Supposing newspapers were available in the days of Nero, the morning after the Emperor’s abortive attempt to burn down the Capitol, would have witnessed in the Senate Hall a scene on the lines given below, more or less.
Waving a newspaper Nero growls in the best traditions of a student of Rhetoric: “I feel almost tainted by the scurrilous piece of writing!” A pause. Nero continues: “Look, it smacks of the underground press.”
Before an attentive body of senators in varying degrees of corruption, he sniffs his nose in disgust and adds: “An infamous rag which goes by the name of ‘The Christian Monitor’. What it insinuates is too much for a sensitive soul to bear!”
One senator: “Ave Caesar! ‘Roman Tribune’ is no better. Did you read its editorial? What a gall to run down your policies!” Quoting from the article in question he adds: “The Emperor needs to check his burning enthusiasm for creating a brave new world, which only encourages divisive forces at work….”

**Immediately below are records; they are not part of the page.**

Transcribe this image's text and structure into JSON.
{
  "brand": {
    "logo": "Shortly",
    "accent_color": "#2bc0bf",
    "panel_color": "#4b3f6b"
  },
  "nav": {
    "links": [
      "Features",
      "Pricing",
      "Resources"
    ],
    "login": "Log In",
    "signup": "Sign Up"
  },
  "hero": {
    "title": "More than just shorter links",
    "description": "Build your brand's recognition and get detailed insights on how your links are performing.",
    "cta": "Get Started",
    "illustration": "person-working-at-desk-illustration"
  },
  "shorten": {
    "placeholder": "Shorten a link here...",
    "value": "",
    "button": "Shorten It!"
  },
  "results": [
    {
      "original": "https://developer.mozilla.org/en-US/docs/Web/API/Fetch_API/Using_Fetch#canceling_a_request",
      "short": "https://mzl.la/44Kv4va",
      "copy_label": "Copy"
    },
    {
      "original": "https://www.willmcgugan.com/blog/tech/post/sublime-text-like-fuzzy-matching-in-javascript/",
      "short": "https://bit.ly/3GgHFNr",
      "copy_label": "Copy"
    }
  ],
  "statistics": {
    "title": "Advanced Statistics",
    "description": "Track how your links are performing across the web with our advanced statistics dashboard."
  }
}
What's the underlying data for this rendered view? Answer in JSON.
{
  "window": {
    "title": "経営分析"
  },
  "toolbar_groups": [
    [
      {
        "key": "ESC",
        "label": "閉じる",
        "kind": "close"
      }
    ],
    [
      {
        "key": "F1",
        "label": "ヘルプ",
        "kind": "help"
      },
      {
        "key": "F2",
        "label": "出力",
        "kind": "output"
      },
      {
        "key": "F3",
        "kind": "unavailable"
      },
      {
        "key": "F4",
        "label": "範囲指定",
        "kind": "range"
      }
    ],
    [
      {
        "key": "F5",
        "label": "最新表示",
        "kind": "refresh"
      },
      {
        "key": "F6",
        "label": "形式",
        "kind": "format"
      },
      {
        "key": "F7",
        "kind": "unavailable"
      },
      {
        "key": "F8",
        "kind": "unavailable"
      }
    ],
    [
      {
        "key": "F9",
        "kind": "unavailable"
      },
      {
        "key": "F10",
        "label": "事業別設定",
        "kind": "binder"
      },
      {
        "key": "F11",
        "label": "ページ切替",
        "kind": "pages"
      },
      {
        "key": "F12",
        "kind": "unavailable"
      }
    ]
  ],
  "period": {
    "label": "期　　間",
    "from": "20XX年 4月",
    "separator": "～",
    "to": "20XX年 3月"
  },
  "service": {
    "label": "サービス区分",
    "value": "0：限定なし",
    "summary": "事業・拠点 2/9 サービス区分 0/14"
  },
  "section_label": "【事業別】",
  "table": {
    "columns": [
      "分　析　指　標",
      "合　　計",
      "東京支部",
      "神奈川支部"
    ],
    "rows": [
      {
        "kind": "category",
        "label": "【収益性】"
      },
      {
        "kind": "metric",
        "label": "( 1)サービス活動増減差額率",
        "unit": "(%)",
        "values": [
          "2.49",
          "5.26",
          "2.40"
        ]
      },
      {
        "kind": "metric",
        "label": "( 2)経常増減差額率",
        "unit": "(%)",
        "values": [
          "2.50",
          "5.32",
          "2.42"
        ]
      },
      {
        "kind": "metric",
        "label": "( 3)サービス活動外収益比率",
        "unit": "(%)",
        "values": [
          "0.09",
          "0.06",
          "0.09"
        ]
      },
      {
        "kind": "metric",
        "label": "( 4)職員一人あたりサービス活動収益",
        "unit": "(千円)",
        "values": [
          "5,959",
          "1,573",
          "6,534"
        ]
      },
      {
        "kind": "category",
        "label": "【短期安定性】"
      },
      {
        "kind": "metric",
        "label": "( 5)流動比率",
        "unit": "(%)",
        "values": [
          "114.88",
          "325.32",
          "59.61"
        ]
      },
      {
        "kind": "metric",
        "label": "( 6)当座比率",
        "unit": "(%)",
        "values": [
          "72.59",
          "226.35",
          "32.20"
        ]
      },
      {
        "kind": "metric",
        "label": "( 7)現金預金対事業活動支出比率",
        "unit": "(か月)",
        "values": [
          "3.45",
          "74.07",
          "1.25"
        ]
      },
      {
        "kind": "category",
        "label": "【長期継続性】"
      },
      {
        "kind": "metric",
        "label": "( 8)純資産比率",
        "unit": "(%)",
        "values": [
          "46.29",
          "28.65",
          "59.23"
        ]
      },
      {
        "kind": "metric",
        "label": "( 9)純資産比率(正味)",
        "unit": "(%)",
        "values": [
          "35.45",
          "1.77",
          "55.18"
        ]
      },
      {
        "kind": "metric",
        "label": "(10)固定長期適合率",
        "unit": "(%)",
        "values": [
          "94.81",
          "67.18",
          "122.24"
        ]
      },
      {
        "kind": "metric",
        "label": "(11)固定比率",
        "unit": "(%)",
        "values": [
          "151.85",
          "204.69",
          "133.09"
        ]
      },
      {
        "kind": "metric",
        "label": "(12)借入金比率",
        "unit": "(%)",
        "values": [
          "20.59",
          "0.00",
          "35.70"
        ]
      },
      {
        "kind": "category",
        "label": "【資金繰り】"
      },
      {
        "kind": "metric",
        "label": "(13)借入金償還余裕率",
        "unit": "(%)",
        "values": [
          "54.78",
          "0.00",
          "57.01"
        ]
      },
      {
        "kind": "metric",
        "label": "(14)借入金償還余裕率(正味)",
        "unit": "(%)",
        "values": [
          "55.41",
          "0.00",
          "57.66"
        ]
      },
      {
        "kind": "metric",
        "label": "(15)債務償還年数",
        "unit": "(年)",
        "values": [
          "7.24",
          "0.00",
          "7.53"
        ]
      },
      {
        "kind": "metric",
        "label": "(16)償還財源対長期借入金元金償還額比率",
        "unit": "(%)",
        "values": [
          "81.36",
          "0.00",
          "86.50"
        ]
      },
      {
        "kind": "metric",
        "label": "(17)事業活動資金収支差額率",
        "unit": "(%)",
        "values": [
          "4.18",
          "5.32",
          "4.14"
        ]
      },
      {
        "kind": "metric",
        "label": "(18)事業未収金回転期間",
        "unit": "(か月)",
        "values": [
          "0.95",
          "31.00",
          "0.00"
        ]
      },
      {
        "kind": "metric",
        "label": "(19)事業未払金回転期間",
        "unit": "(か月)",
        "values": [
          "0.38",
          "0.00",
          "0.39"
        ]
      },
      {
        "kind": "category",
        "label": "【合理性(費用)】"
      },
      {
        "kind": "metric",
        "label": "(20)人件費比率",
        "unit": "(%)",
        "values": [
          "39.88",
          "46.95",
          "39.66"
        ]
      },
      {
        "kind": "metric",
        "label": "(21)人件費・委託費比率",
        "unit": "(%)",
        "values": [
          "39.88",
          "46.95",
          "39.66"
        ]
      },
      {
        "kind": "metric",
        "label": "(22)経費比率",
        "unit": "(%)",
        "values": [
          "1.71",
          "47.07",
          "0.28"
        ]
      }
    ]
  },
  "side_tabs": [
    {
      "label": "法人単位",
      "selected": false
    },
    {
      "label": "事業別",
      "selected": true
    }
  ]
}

Shaking his neronic locks of which he was unduly proud of, Caesar interrupts: “Bah! A conservative paper funded by the patricians! One cannot expect them to smell bacon when it is done to a turn.”
“Ah, here it is!” Nero nearly leaps with joy, “One column in this is worth all the trouble! What a sensitive piece of writing!” He has a tabloid in his hands now. “Read, you must Gaius.” he exclaims, tugging at the sleeve of a portly senator. “My lyre-recital has been well received by the music critic of ‘La Scala’. By Jove I already feel deified!